Wild West’s levels don’t just tell an interesting western story (including a not-so-great trip into uncomfortable racial stereotypes), they’re also great fun. Spread between five main maps, they all break off into different types, with focuses on combat, speed, or exploration. And each level has three bonuses to earn, one for finishing within a certain number of turns, one for keeping all your squids alive and one for finding the hidden star tucked away in each level.

So yeah, if you didn’t already know, Squids Wild West has a three-star rating system. But it doesn’t feel so overdone, because the stars denote something far more important than just success: big-time rewards. The economy of the world is pearls, and you get them by earning stars. And killing enemies. And opening treasures. And pulling off cool tricks. You know the score.

Pearls can be used to level up your squids. More importantly, you can use them to buy hats. Hats aren’t just for lookin’ good (though they’re great for that too), they’re also an important type of alternate advancement. As you earn them you can transfer their stats to each of your squids, eventually building up some pretty great stat bonuses.

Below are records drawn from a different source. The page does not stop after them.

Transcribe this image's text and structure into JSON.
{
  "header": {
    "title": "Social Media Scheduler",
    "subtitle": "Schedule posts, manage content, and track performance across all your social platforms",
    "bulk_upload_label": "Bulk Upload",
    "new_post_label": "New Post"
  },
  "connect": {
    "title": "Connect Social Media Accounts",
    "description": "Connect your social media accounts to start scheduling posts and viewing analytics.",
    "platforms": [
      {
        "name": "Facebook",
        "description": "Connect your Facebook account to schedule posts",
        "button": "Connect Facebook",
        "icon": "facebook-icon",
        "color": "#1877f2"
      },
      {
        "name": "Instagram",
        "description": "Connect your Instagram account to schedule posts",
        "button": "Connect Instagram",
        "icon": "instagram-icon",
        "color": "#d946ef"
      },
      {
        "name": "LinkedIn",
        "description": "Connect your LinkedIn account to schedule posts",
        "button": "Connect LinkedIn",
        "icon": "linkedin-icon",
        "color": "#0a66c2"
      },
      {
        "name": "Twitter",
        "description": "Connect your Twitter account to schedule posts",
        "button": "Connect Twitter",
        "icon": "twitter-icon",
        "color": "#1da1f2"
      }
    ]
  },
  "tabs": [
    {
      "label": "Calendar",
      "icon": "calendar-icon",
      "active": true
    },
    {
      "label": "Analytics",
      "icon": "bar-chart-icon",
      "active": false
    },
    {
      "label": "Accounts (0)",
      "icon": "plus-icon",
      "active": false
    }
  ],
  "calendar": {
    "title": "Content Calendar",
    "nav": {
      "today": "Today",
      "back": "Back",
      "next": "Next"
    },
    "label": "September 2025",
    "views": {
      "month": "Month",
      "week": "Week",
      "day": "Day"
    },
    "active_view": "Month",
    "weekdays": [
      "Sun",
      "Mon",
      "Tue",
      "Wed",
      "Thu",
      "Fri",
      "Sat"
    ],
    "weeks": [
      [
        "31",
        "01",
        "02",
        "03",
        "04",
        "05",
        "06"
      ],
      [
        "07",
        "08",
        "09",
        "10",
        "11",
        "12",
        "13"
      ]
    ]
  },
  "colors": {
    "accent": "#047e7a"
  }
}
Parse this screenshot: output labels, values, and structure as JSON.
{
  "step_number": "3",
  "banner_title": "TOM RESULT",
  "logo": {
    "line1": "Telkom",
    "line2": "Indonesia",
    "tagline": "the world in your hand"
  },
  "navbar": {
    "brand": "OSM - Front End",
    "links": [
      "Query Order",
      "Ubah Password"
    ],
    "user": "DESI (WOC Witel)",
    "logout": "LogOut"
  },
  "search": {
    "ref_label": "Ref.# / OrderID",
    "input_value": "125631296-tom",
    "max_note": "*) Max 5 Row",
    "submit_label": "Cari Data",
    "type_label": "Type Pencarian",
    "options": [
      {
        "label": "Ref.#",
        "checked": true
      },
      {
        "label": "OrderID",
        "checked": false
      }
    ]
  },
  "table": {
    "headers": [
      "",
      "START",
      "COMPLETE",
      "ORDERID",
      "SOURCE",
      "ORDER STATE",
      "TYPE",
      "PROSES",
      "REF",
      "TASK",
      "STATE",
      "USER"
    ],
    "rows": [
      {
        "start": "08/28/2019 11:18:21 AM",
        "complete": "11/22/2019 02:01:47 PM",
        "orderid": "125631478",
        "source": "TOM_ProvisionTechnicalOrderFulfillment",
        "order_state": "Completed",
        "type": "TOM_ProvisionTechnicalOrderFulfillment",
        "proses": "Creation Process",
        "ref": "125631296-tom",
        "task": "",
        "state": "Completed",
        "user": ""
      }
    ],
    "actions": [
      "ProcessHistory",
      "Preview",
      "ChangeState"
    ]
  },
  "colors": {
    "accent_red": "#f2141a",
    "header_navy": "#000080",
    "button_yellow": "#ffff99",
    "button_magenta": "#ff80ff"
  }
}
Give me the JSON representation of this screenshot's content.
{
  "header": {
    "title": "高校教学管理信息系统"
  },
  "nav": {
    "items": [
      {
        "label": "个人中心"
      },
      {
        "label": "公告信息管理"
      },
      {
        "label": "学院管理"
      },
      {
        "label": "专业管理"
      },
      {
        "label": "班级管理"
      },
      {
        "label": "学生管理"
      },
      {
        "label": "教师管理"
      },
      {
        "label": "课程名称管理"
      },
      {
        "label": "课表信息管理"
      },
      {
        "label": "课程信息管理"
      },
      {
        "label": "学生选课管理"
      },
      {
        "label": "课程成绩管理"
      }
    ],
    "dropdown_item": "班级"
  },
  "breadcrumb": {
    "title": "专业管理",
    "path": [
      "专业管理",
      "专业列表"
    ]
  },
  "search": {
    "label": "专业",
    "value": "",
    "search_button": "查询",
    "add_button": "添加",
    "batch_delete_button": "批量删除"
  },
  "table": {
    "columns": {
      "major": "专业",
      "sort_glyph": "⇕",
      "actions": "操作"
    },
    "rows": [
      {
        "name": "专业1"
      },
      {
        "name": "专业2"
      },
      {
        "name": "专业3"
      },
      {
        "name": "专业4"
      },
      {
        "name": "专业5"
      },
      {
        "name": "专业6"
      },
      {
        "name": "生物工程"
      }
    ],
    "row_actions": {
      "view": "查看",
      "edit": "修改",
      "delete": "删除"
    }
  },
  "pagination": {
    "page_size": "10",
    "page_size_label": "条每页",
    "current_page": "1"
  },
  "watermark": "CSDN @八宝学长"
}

Now let’s address the elephant in the room: IAP. Squids Wild West has been tuned and tweaked until there is absolutely no necessity to make any purchases. And the IAP packs are more than generous—filled with power-ups and pearl bonuses, cosmetic hat options and even the option to max out and unlock everything. Pro tip? Don’t take advantage of that last one. Unlocking and leveling is half the fun.

Once you master all the levels and beat the game, there are still bonus levels to work through, secret Squids to discover and, oh yeah, Seahorses to find. Seahorses are pretty great: launch a squid into them, and you can use their added movement to do even more damage in a single turn. Multiply that with generously distributed random power-ups, and you can put your enemies through a lot of hurt in very short order.

Squids Wild West isn’t fundamentally different from its predecessor, but it’s a great follow-up. It’s also an excellent chapter in the story of Squids, one with dramatic tension, clever dialogue and all those kinds of good things. I could do with more series like this, especially ones with such quick turnaround. Let’s hope The Game Bakers has plenty of chance to continue this tale, because if the first two games are any indication, Squids is a series with legs.